During Menashi’s confirmation hearing in September, senators were eager to probe his work crafting some of the administration’s most controversial policies. To the frustration of both Republicans and Democrats, however, he refused to answer questions about pretty much anything. Menashi would not say who he worked with in the administration or what he worked on. He claimed, over and over again, that he was “not authorized to say anything,” though he did not explicitly invoke executive privilege. Instead, he simply refused to answer or said he had forgotten. “You’re a really smart guy,” Kennedy told Menashi, “but I wish you’d be more forthcoming. This isn’t supposed to be a game.”
Asked whether he’d vote for the nominee, Kennedy told HuffPost: “I’m real doubtful. My thought is, look, if he’ll treat a United States senator the way he treated us, I wonder how he would treat the people.”
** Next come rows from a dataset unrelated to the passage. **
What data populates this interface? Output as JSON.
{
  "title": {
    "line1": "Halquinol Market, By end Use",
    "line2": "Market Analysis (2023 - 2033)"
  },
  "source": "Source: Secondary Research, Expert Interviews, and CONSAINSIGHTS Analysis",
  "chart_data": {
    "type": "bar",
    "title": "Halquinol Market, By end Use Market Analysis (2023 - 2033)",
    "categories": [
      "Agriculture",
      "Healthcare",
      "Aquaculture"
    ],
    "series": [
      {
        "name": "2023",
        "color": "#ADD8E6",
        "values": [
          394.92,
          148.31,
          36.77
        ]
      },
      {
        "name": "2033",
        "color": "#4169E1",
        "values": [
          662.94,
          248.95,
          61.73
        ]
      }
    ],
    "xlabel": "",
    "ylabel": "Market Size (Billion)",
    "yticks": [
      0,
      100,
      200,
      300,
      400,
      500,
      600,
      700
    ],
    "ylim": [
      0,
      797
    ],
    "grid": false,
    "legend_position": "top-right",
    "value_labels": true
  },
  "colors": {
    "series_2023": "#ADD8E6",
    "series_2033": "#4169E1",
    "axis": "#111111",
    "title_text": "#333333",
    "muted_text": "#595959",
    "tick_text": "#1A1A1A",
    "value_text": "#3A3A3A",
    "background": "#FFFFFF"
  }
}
In the nearly two months since, though, Kennedy appears to have changed his mind. He announced on Thursday that he would support his nominee, explaining his change of heart in a brief statement:
I’ve spent a lot of time reading his materials. I think it would be fair to say that some of his views are eclectic and some of them I don’t agree with. But his views are very, very carefully reasoned. And I think we have to be careful in automatically assuming that people’s points of view—as written, for example, in an academic journal—are a window to how they’re gonna rule. And the reason I say that is, I don’t think we want to nominate people that haven’t thought about the world, that haven’t thought about social policy, that haven’t tested their assumptions against the arguments of their critics. I don’t want a blank slate.
The night before, Kennedy spoke at a Trump rally in Louisiana, where he lavished praise upon the president and called Speaker of the House Nancy Pelosi “dumb.”
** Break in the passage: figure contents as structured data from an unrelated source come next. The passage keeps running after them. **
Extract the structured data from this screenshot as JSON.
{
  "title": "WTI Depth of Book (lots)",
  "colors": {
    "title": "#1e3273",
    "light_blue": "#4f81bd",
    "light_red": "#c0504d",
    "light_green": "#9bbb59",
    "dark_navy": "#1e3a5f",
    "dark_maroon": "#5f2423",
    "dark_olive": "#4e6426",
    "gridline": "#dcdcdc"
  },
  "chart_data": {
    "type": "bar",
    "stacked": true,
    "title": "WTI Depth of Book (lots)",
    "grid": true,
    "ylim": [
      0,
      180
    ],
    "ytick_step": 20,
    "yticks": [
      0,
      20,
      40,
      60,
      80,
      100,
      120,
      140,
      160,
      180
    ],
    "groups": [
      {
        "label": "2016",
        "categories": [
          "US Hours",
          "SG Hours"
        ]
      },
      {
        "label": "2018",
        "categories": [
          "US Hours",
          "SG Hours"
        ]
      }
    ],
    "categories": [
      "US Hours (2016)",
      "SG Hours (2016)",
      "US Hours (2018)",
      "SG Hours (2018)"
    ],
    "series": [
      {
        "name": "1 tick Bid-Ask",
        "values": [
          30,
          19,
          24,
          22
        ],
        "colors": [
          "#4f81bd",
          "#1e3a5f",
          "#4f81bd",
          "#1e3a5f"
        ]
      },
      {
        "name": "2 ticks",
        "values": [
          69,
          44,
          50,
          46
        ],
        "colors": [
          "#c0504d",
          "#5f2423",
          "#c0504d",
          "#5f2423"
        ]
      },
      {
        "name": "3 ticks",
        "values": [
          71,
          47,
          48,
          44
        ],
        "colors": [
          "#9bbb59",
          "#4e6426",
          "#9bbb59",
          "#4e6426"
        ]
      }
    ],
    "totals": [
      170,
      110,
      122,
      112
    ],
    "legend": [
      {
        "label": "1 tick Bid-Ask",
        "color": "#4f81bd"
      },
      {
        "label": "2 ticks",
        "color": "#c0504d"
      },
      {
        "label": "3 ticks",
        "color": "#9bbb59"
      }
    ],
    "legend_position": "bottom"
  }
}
Menashi’s nomination now goes to the Senate floor. Presuming all Democrats vote against him—a pretty safe bet—he is set to win confirmation unless three more Republicans join Democrats in opposition. If Menashi is confirmed, Trump will have flipped the court, creating a majority of judges appointed by GOP presidents.
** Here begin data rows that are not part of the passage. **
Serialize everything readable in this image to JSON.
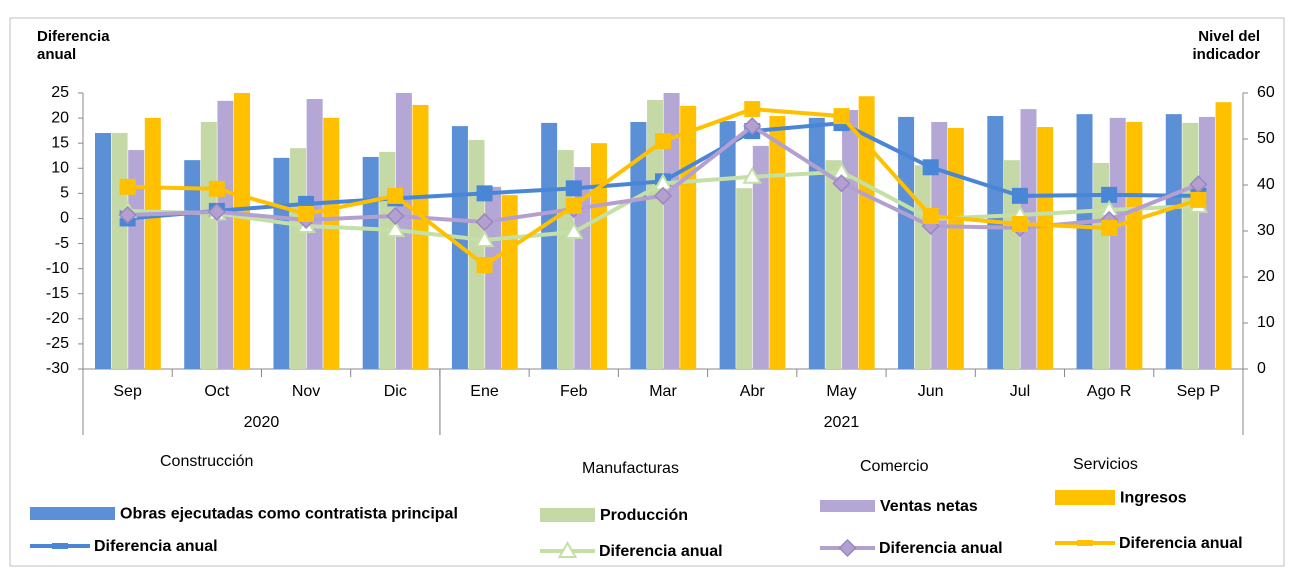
{
  "chart_data": {
    "type": "bar",
    "y_label": "Diferencia anual",
    "y2_label": "Nivel del indicador",
    "categories": [
      "Sep",
      "Oct",
      "Nov",
      "Dic",
      "Ene",
      "Feb",
      "Mar",
      "Abr",
      "May",
      "Jun",
      "Jul",
      "Ago R",
      "Sep P"
    ],
    "category_groups": [
      {
        "label": "2020",
        "count": 4
      },
      {
        "label": "2021",
        "count": 9
      }
    ],
    "legend_groups": [
      "Construcción",
      "Manufacturas",
      "Comercio",
      "Servicios"
    ],
    "ylim": [
      -30,
      25
    ],
    "yticks": [
      -30,
      -25,
      -20,
      -15,
      -10,
      -5,
      0,
      5,
      10,
      15,
      20,
      25
    ],
    "y2lim": [
      0,
      60
    ],
    "y2ticks": [
      0,
      10,
      20,
      30,
      40,
      50,
      60
    ],
    "series": [
      {
        "name": "Obras ejecutadas como contratista principal",
        "type": "bar",
        "axis": "y2",
        "color": "#5b8fd6",
        "values": [
          51.3,
          45.4,
          45.9,
          46.1,
          52.8,
          53.5,
          53.7,
          53.9,
          54.6,
          54.8,
          55.0,
          55.4,
          55.4
        ]
      },
      {
        "name": "Producción",
        "type": "bar",
        "axis": "y2",
        "color": "#c4d9a6",
        "values": [
          51.3,
          53.7,
          48.0,
          47.2,
          49.8,
          47.6,
          58.5,
          39.3,
          45.4,
          44.3,
          45.4,
          44.8,
          53.5
        ]
      },
      {
        "name": "Ventas netas",
        "type": "bar",
        "axis": "y2",
        "color": "#b4a7d6",
        "values": [
          47.6,
          58.3,
          58.7,
          60,
          39.6,
          43.9,
          60,
          48.5,
          56.3,
          53.7,
          56.5,
          54.6,
          54.8
        ]
      },
      {
        "name": "Ingresos",
        "type": "bar",
        "axis": "y2",
        "color": "#ffc000",
        "values": [
          54.6,
          60,
          54.6,
          57.4,
          37.8,
          49.1,
          57.2,
          55.0,
          59.3,
          52.4,
          52.6,
          53.7,
          58.0
        ]
      },
      {
        "name": "Diferencia anual",
        "type": "line",
        "marker": "square",
        "color": "#4a86d6",
        "values": [
          0,
          1.5,
          2.9,
          4,
          5,
          6,
          7.4,
          17.4,
          19,
          10.2,
          4.5,
          4.7,
          4.5
        ]
      },
      {
        "name": "Diferencia anual",
        "type": "line",
        "marker": "triangle",
        "color": "#c4e0a6",
        "values": [
          1.5,
          1,
          -1.5,
          -2.3,
          -4.3,
          -2.7,
          7,
          8.3,
          9.3,
          -0.1,
          0.7,
          1.7,
          2.5
        ]
      },
      {
        "name": "Diferencia anual",
        "type": "line",
        "marker": "diamond",
        "color": "#b4a0d0",
        "values": [
          0.7,
          1.3,
          -0.3,
          0.5,
          -0.7,
          1.9,
          4.5,
          18.4,
          7,
          -1.5,
          -1.9,
          -0.3,
          6.8
        ]
      },
      {
        "name": "Diferencia anual",
        "type": "line",
        "marker": "square",
        "color": "#ffc000",
        "values": [
          6.3,
          5.9,
          0.9,
          4.5,
          -9.3,
          2.5,
          15.4,
          21.8,
          20.4,
          0.5,
          -1.1,
          -1.9,
          3.7
        ]
      }
    ]
  }
}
Several cases of immense importance to the president are currently pending before the 2nd Circuit. A three-judge panel for the court recently ruled that New York state prosecutors may compel Trump to turn over his tax returns. It will also soon decide whether to uphold a House subpoena of the Trump family’s financial records. Once conservative judges gain an overall majority, they can overturn any panel decisions that go against Trump and shield him from oversight. It is no surprise, then, that the president and his allies in the Senate are eager to put nominees like Menashi on the 2nd Circuit as soon as possible.
Update, Nov. 7, 2019, at 3:31 p.m.: On Thursday afternoon, William J. Nardini was confirmed by the Senate to the 2nd Circuit. This article has been updated to reflect that now Menashi’s confirmation would indeed flip the court.